I was honestly surprised by Garcia’s comments, as I found them very provincial and going back, if added to the ‘help’ I can catalogue them in the folder marked ‘bar talk.’ I don’t think Serie A needed Garcia to bring new motivation to teams facing Juventus. Don’t forget that for many years any Italian side that faces Juve plays the game of a lifetime.
I also find it a huge lack of respect for the Coaches, players and clubs, but also the fans, as I don’t think supporters would think their team comes to the Juventus Stadium and doesn’t try hard. I thought it completely unnecessary."
Antonio Conte responds to Rudi Garcia's rather innocuous, boilerplate plead for Sassuolo to step their game up on Monday by making a mountain out of a molehill. Garcia's comments were rather blase and, quite frankly, something we hear from managers in nearly every sport. It's the nature of the beast; Rudi Garcia has no input over tomorrow's match. So, all he, or anyone in his situation can do, is hope for help; to hope that Sassuolo is as motivated as Roma is hopeful for Juventus' downfall.
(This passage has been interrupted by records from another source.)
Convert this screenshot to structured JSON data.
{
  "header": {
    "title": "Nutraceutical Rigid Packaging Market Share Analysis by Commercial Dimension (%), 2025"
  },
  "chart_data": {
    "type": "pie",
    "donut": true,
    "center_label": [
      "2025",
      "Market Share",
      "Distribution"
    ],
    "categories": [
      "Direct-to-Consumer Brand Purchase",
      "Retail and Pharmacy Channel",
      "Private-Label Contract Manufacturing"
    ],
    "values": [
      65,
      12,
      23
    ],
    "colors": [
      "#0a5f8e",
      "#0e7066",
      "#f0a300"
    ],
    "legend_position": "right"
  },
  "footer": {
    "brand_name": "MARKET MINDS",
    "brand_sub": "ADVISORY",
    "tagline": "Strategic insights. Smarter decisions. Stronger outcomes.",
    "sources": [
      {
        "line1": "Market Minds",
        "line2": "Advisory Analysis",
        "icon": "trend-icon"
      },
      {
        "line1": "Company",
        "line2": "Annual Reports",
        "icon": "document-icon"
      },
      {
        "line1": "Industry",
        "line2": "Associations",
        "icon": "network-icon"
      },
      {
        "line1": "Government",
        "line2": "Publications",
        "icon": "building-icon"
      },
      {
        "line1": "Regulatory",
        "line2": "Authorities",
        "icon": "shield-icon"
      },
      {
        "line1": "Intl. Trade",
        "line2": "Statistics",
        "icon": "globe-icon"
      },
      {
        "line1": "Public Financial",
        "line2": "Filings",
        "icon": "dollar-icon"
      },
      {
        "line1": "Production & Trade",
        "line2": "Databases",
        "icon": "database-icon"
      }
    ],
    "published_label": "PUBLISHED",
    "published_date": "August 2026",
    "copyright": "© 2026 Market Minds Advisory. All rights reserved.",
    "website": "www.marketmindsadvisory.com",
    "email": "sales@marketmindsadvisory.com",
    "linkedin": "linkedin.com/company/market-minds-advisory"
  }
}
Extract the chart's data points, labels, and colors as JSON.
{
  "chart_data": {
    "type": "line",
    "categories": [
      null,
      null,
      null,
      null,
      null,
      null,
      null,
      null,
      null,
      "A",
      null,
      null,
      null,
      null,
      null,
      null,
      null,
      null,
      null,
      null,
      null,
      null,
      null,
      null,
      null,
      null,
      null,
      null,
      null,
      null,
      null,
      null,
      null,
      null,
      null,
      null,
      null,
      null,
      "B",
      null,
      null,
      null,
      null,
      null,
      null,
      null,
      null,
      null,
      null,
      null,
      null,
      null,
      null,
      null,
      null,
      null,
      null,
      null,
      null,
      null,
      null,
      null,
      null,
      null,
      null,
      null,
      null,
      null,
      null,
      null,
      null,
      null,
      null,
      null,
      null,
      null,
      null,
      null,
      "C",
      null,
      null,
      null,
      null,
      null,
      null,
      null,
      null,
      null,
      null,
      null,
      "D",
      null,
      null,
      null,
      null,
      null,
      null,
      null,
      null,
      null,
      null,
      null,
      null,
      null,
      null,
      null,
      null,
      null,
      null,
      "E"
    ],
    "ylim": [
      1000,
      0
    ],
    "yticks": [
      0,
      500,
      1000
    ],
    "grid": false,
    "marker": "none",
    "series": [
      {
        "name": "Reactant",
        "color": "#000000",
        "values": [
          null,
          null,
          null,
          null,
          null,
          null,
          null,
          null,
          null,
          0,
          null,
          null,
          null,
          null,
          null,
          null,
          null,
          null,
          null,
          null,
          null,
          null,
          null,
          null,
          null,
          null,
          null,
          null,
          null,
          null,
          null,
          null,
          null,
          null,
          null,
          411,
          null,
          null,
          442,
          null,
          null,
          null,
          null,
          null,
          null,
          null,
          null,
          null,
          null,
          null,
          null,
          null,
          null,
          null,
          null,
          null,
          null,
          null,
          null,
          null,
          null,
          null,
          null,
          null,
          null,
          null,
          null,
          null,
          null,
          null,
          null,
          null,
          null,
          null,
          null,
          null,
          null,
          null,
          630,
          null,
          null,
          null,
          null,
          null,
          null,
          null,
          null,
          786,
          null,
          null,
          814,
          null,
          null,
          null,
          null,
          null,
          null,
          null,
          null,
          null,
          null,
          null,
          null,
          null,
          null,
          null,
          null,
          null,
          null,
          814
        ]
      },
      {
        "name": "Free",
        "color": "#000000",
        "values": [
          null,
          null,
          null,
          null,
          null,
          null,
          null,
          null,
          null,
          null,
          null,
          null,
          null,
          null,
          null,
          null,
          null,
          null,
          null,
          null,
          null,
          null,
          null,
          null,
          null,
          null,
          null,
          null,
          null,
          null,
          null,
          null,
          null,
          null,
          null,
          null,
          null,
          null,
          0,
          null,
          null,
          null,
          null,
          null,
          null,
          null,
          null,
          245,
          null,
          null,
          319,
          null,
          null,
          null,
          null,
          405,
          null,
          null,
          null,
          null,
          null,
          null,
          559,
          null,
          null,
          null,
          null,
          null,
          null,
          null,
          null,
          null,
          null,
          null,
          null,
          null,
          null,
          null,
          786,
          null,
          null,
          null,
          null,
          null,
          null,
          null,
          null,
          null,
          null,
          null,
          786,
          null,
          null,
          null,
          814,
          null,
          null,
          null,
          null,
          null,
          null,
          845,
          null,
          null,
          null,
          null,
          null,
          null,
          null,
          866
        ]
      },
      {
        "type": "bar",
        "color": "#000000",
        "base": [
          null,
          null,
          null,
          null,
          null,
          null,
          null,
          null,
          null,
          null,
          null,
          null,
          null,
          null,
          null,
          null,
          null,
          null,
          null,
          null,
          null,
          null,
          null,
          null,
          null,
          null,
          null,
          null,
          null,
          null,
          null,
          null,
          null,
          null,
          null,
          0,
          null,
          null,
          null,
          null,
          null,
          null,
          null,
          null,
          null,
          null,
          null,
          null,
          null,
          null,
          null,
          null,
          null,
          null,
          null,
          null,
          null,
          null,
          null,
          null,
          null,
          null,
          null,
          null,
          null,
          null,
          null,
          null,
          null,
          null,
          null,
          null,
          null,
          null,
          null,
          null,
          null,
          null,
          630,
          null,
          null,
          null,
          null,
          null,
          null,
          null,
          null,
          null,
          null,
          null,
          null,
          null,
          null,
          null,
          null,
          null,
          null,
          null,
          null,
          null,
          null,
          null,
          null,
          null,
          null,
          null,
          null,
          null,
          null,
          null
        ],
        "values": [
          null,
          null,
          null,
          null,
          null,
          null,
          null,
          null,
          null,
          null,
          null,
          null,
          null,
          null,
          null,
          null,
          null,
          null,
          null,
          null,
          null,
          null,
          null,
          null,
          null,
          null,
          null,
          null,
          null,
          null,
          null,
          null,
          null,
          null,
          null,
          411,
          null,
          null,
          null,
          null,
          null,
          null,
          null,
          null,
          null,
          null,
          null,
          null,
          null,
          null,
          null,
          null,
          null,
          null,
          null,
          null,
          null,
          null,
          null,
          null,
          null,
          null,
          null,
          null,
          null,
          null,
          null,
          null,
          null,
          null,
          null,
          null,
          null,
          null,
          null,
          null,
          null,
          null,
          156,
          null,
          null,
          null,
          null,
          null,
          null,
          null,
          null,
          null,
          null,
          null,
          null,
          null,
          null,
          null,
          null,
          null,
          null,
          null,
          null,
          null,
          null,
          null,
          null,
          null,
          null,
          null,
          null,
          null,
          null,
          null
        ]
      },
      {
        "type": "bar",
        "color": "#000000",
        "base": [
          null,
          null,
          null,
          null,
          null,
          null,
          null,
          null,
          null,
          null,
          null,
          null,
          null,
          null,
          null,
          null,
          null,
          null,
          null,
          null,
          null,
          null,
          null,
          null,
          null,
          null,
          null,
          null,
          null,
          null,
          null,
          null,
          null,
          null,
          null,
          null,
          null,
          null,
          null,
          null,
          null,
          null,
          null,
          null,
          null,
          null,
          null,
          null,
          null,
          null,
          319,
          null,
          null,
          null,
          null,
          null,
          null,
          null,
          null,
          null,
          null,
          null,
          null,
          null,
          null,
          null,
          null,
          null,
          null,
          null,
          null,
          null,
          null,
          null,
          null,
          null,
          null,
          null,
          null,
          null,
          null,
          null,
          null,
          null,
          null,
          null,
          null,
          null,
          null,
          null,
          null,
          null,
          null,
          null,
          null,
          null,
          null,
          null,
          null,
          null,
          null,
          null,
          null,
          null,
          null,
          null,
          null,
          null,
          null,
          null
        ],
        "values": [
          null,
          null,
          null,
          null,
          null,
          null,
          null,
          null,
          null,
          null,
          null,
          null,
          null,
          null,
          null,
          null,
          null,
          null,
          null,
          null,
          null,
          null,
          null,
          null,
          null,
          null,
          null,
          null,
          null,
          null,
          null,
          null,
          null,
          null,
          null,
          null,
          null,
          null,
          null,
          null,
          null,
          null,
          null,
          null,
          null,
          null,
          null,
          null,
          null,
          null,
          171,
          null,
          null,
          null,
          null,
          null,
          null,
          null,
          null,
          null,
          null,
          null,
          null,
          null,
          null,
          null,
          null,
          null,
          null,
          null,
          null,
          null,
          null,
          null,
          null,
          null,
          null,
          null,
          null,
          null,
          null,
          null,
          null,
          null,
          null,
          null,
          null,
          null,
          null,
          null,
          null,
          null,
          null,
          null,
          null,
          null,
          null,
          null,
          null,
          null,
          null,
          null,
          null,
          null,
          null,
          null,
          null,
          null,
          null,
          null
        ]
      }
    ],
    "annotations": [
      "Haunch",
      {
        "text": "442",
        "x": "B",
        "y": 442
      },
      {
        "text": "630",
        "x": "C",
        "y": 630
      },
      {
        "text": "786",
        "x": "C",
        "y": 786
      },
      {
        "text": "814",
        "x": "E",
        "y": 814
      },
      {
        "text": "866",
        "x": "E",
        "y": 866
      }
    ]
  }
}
Honestly, I wouldn't fault Conte for his reaction had this occurred anywhere but Italy, which doesn't exactly have a spotless record in terms of sporting fraud.
Unfortunately, even if they don’t win on Monday it will be very difficult to catch them. We will continue like this to the end and enjoy ourselves. After all, the tournament is almost finished and there were 50,000 people in the stadium. We’ve got to respect these fans and give them the joy they’ve been lacking in recent years. We have become a team and you can see that. We prepare the games with great effort, have fun and are happy around each other. None of that is a coincidence. This side has become very strong and we know we can beat anyone. We’re aware of our talents and our enthusiasm continues, so we’re all starved for victory next season too.
We'll end this one with Daniele De Rossi's sentiments, which, win, lose or draw, put a nice bow on the season. Scudetto or not, what Rudi Garcia has managed to do, simultaneously erasing the frustrations of successive failed experiments while providing hope not seen in Roma for nearly a decade, is nothing short of astounding.
Roma does have every reason to hope and expect better things next season. And. who knows, this time next year maybe Conte will be the one pleading for help.